Only in Ireland
SM: Have you noticed that a man has been following us for the past thirty-eight and a half minutes? I wonder what he wants.
SL: It's logical. He wants to have his way with us.
SM: Oh, no! At this rate he will reach us in 15 minutes at the most! What can we do?
SL: The only logical thing to do is to walk faster.
SM: It's not working.
SL: Of course it's not working. The man did the only logical thing. He started to walk faster, too.
SM: So, what shall we do? At this rate he will reach us in one minute.
SL: The only logical thing
we can do is split up. You go that way and I'll go this way. He cannot follow us both.
So the man decided to follow Sister Logical.
Sister Mathematical arrives at the convent and is worried about what has happened to Sister Logical. Then Sister Logical arrives.
SM: Sister Logical! Thank God you are here! Tell me what happened!
SL: The only logical thing happened. The man couldn't follow us both,so he followed me.
SM: Yes, yes! But what happened then?
SL: The only logical thing happened. I started to run as fast as I could and he started to run as fast as he could.
SM: And?
SL: The only logical thing happened. He reached me.
SM: Oh, dear! What did you do?
SL: The only logical thing to do. I lifted my habit up.
SM: Oh, Sister! What did the man do?
SL: The only logical thing to do. He pulled down his trousers.
SM: Oh, no! What happened then?
SL: Isn't it logical, Sister? A nun with her dress up can run faster than a man with his trousers down!
And for those of you who thought this would be off-colour, say two Hail Marys!
the truth about life
A Catholic priest, a Protestant minister, and a Jewish rabbi were discussing when life begins.
"Life begins," said the priest, "at the moment of fertilization. That is when God instills the spark of life into the fetus."
"We believe," said the minister, "that life begins at birth, because that is when the baby becomes an individual and is capable of making its own decisions and must learn about sin."
"You're both wrong," said the rabbi. "Life begins when the children have graduated and moved out of the house."
the old swimming hole
Three priests went for a ramble in the
country. It was unusually hot for Ireland in September and before too
long, they were sweating profusely.
They came upon a small lake and since it was fairly secluded, they took off all their clothes and jumped into the water.

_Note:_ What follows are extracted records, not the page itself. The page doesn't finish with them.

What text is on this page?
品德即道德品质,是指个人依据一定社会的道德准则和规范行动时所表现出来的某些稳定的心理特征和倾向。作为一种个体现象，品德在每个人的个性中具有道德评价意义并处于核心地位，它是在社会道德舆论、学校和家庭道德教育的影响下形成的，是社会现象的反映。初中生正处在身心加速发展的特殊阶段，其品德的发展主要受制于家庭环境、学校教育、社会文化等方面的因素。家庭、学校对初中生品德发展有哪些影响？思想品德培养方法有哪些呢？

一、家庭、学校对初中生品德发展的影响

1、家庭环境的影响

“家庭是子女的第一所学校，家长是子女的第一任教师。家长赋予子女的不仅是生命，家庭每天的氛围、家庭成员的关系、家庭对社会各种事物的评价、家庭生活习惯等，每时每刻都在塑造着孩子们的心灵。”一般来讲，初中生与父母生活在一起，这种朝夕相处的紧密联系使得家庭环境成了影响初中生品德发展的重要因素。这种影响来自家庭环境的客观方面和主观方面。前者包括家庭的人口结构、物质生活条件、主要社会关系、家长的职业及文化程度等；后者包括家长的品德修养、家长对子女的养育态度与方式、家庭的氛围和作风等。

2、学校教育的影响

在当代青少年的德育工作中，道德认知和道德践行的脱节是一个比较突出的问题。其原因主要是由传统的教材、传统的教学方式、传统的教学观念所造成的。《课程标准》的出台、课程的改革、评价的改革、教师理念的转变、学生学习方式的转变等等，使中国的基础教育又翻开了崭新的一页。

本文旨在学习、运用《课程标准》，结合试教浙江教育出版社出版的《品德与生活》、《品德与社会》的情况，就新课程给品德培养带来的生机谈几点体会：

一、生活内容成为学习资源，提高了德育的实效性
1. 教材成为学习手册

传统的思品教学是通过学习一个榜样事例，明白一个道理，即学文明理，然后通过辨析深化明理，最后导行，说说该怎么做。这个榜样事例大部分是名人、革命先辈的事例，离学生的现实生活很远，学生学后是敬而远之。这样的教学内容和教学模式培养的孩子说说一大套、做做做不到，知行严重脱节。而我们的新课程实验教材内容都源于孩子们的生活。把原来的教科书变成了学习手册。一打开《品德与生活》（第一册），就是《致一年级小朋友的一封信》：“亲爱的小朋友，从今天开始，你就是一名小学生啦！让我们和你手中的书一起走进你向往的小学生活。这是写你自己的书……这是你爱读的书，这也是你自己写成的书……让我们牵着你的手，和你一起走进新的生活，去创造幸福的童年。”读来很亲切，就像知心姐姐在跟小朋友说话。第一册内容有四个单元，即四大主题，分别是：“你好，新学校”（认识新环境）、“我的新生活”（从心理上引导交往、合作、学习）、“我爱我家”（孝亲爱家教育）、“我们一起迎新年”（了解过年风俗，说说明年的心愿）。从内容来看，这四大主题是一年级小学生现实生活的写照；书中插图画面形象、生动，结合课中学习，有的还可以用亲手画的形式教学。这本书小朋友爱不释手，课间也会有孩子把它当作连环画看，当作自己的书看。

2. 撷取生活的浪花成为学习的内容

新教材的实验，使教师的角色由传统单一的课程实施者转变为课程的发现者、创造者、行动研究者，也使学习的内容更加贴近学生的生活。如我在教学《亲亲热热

Feeling refreshed, the trio decided to pick a few blackberries while enjoying their "freedom". As they were crossing an open area, they saw a group of ladies from the village coming towards them.
Unable to get to their clothes in time, two of the priests covered their privates, but the third one covered his face while they ran for cover.
After the ladies had left and the men got their clothes back on, the first two priests asked the third why he covered his face rather than his privates.
"I don't know about you two," he replied, "but in my parish, it's my face they would recognize."